Monday, 16 September 2013

Discourse in the Classroom

Mathematical Communication: Effective Teachers Facilitate Classroom Dialogue that Is Focused Towards Mathematical Argumentation

Teaching ways of communicating mathematically demands skilful work on the teacher‘s part (Walshaw & Anthony, 2008). Students need to be taught how to articulate sound mathematical explanations and how to justify their solutions. Encouraging the use of oral, written and concrete representations, effective teachers model the process of explaining and justifying, guiding students into mathematical conventions. They use explicit strategies, such as telling students how they are expected to communicate (Hunter, 2005).Teachers can also use the technique of revoicing (Forman & Ansell, 2001), repeating, rephrasing, or expanding on student talk. Teachers use revoicing in many ways:
 (i) to highlight ideas that have come directly from students, 
(ii) to help the development of students‘ understandings implicit in those ideas, 
(iii) to negotiate meaning with their students, and (iv) to add new ideas, or move discussion in another direction.


When guiding students into ways of mathematical argumentation, it is important that the classroom learning community allows for disagreements and enables conflicts to be resolved (Chapin & O'Connor, 2007). Teachers‘ support should involve prompts for students to work more effectively together, to give reasons for their views and to offer their ideas and opinions. Students and teacher both need to listen to others‘ ideas and to use debate to establish common understandings. Listening attentively to student ideas helps teachers to determine when to step in and out of the discussion, when to press for understanding, when to resolve competing student claims, and when to address misunderstandings or confusion (Lobato, Clarke, & Ellis, 2005). As students‘ attention shifts from procedural rules to making sense of mathematics, students become less preoccupied with finding the answers and more with the thinking that leads to the answers (Fravillig, Murphy, & Fuson, 1999).

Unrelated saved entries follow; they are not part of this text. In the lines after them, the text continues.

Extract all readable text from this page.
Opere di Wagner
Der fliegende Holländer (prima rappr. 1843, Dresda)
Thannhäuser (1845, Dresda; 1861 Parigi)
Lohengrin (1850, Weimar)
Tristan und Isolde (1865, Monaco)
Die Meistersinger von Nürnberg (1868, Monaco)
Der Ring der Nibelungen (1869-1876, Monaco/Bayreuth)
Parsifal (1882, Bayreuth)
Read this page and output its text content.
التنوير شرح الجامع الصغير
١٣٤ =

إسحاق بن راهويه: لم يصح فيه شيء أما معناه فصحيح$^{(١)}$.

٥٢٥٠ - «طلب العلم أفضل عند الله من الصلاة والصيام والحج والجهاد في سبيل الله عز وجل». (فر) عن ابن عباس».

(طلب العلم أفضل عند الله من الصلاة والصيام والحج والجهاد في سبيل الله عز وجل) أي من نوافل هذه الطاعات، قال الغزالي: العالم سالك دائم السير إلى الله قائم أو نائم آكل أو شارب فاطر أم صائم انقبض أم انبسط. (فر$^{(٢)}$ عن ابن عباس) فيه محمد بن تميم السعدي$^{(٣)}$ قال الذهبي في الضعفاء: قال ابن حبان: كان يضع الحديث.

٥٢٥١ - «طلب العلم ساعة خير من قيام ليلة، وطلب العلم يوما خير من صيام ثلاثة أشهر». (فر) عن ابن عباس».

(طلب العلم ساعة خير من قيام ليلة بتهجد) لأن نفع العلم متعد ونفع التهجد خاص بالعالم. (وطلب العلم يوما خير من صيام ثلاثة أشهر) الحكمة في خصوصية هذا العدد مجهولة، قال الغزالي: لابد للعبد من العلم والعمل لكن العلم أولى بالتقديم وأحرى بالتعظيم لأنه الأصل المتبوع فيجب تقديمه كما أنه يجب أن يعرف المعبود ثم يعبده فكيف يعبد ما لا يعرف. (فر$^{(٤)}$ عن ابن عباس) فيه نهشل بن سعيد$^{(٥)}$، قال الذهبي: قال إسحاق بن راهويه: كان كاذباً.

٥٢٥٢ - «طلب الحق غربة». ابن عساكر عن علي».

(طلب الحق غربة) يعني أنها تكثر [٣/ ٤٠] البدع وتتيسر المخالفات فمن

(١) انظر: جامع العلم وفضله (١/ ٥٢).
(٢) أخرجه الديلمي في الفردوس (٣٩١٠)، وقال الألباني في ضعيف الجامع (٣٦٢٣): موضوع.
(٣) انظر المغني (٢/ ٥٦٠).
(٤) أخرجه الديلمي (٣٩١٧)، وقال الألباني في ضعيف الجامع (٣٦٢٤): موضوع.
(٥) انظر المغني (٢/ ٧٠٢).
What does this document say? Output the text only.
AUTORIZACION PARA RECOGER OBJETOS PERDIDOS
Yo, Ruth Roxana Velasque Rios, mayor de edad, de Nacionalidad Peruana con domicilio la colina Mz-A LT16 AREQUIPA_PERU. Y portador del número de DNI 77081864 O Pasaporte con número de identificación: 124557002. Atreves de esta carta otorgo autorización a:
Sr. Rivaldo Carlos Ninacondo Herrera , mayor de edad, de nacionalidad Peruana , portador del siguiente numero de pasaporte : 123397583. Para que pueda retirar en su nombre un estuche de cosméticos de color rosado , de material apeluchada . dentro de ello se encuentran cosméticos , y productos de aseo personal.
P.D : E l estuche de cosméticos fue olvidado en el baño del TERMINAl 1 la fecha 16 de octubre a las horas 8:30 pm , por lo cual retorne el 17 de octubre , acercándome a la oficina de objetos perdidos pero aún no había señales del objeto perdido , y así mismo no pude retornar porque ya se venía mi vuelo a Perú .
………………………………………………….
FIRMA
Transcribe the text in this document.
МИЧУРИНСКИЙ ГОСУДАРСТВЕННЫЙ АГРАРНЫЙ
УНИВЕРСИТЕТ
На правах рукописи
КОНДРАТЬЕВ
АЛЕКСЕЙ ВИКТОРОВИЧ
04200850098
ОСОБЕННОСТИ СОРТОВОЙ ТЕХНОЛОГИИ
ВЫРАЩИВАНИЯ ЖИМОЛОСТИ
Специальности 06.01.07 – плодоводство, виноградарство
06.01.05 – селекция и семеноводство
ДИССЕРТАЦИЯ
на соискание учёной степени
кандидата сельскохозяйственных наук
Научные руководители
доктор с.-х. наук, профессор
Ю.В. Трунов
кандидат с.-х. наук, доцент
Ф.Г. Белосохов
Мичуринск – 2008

Mathematical Language: The Use of Mathematical Language Is Shaped When the Teacher Models Appropriate Terms and Communicates Their Meaning in a Way that Students Understand

If students are to make sense of mathematical ideas they need an understanding of the mathematical language used in the classroom. A key task for the teacher is to foster the use, as well as the understanding, of appropriate mathematical terms and expressions. Conventional mathematical language needs to be modeled and used so that, over time, it can migrate from the teacher to the students (Runesson, 2005). Explicit language instruction and modeling takes into account students‘ informal understandings of the mathematical language in use. For example, words such as ―less than‖, ―more‖, ―maybe‖, and ―half‖ can have quite different meanings within a family setting. Students can also be helped in grasping the underlying meaning through the use of words or symbols with the same mathematical meaning, for example, ‗x‘, ‗multiply‘, and ‗times‘.


Teachers face particular challenges in multilingual classrooms. Words such as ―absolute value‖, ―standard deviation‖, and ―very likely‖ often lack an equivalent term in the students‘ home language. Students find the syntax of  mathematical discourse difficult. Prepositions, word order, logical structures, and conditionals are all particularly problematic for students. Students may also be unfamiliar with the contexts in which problems have been situated. Language (or code) switching, which involves the teacher substituting a home language word for a mathematical word, has been shown to enhance student understanding, especially when teachers are able to use it to capture the specific nuances of mathematical language (Setati & Adler, 2001).


Assessment for learning: Effective teachers use a range of assessment practices to make students‘ thinking visible and support students‘ learning.

Mathematics teachers make use of a wide range of formal and informal assessments to monitor learning progress, to diagnose learning, and to determine what can be done to improve learning. Within the everyday activities of the classroom, teachers collect information about how students learn, what they seem to know and are able to do, and what they are interested in. This information helps teachers determine whether particular activities are successful and informs decisions about what they should be doing to meet the learning needs of their students (Wiliam, 2007).


Effective teachers gather information about students by watching students as they engage in individual or group work and by talking with them. They monitor their students‘ understanding, notice the strategies that they prefer, and listen to the language that they use. The moment-by-moment assessment helps them make decisions about what questions to ask next, when to intervene in student activity, and how to answer questions. Classroom exchanges in the form of careful questioning provide a powerful way to assess students‘ current knowledge and ways of thinking (Steinberg, Empson, & Carpenter, 2004). For example, questions that have a variety of solutions, or that can be solved in more than one way, can help teachers gain insight into students‘ mathematical thinking and reasoning.


As well as informing the teacher, assessment for learning involves providing feedback to students. Helpful feedback explains why something is right or wrong, and describes what to do next, or describes strategies for improvement. Effective teachers also provide opportunities for their students to evaluate and assess their own work. They involve students in designing test questions, writing success criteria, writing mathematical journals, and presenting portfolios as evidence of growth in mathematics.